そして、何よりやはり北翔海莉さんのフランツ・ヨーゼフ。皇帝としての義務とエリザベートへの愛の狭間で苦悩するフランツを北翔さんらしく人間味あふれる姿で表現されていました。特に1幕で最後通牒を渡される場面や最後の鏡の間、2幕の安らぎのない年月でのエリザベートへの語りかけは心に響いた。圧巻は葬儀の場。場が始まって、フランツがルドルフの棺に寄り添う姿に思わず涙が。

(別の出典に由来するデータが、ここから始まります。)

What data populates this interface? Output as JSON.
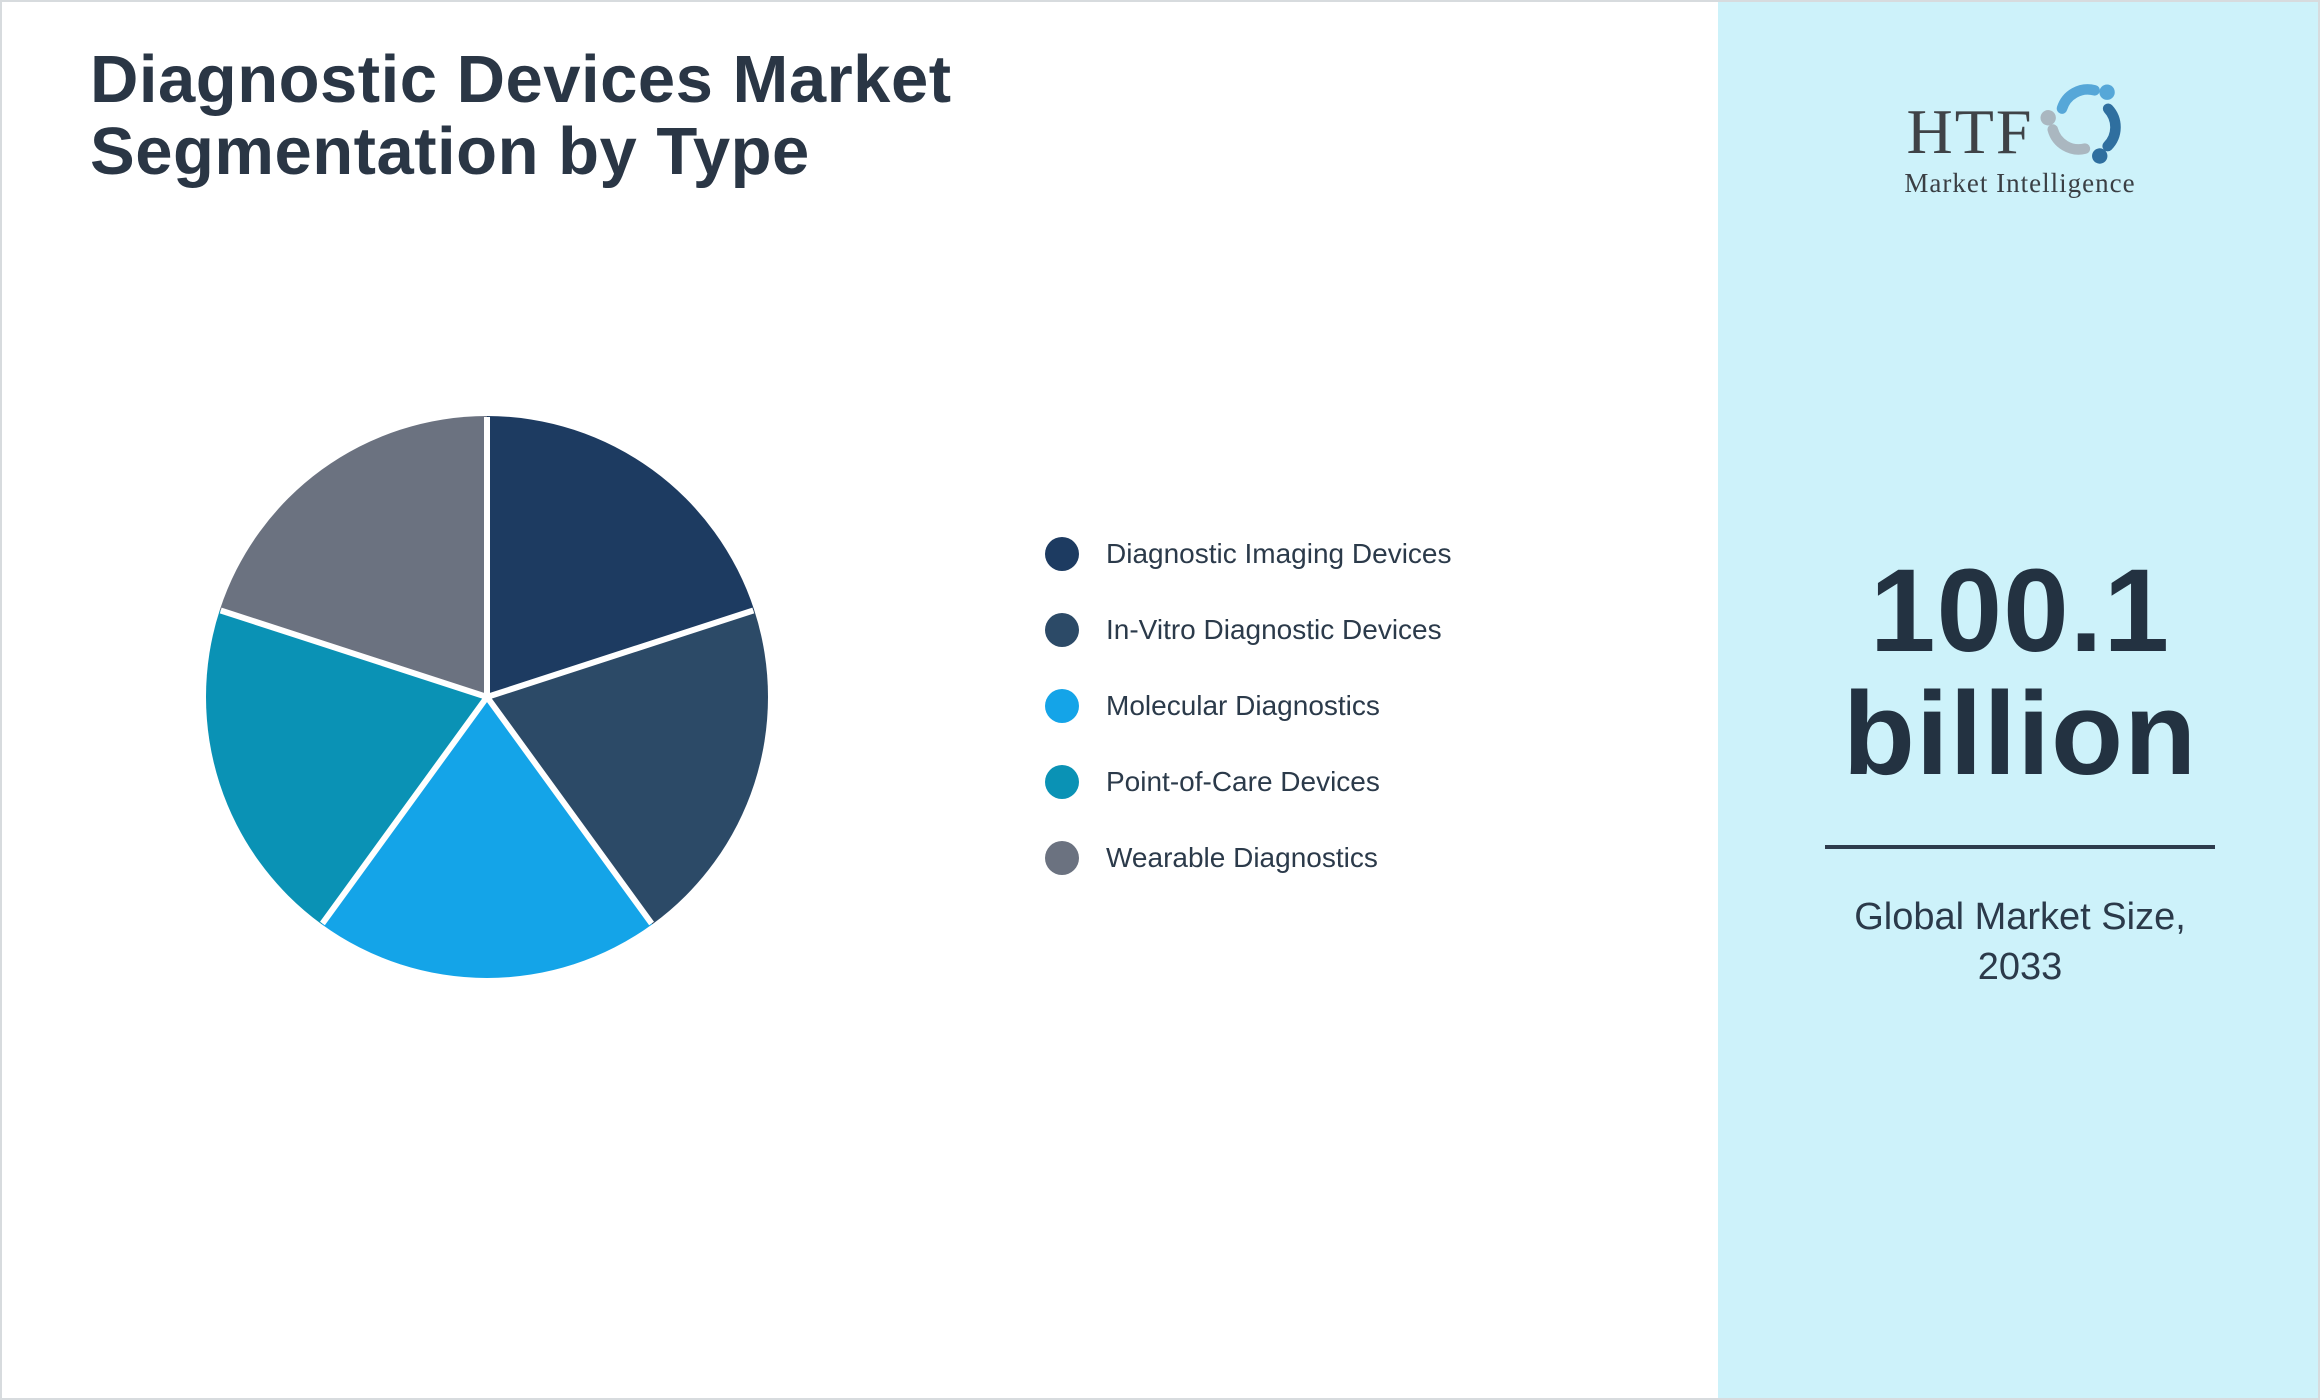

このトート、エリザベート、フランツの良さが葬儀の場以降、際立っていきます。特に『夜のボート』が素晴らしかった。今まではこの場面に進む頃にはエリザベートの拒絶感が強くて『すれちがい』という感じには思えなかったのですが、今回はフランツのまっすぐな愛情とエリザベートのそれを受け入れられない気持ちが浮かび上がり、『すれちがい』という表現がとても相応しい印象を受けました。

それがあっての霊廟でのトートとフランツの対決。どうもこの場面はフランツの負け惜しみ感が漂うことが多かったのですが、北翔フランツの言葉はエリザベートの愛を微塵も疑わない強さがあるように思え、それならばトートも動揺するだろうと思えるものでした。

他にも見所はたくさんありましたが、この真ん中の3人のバランスが素晴らしくて、初めて物語としての『エリザベート』を感じられたような気がしました。キャスト次第で作品の印象は随分と変わるなぁと感じた公演でした。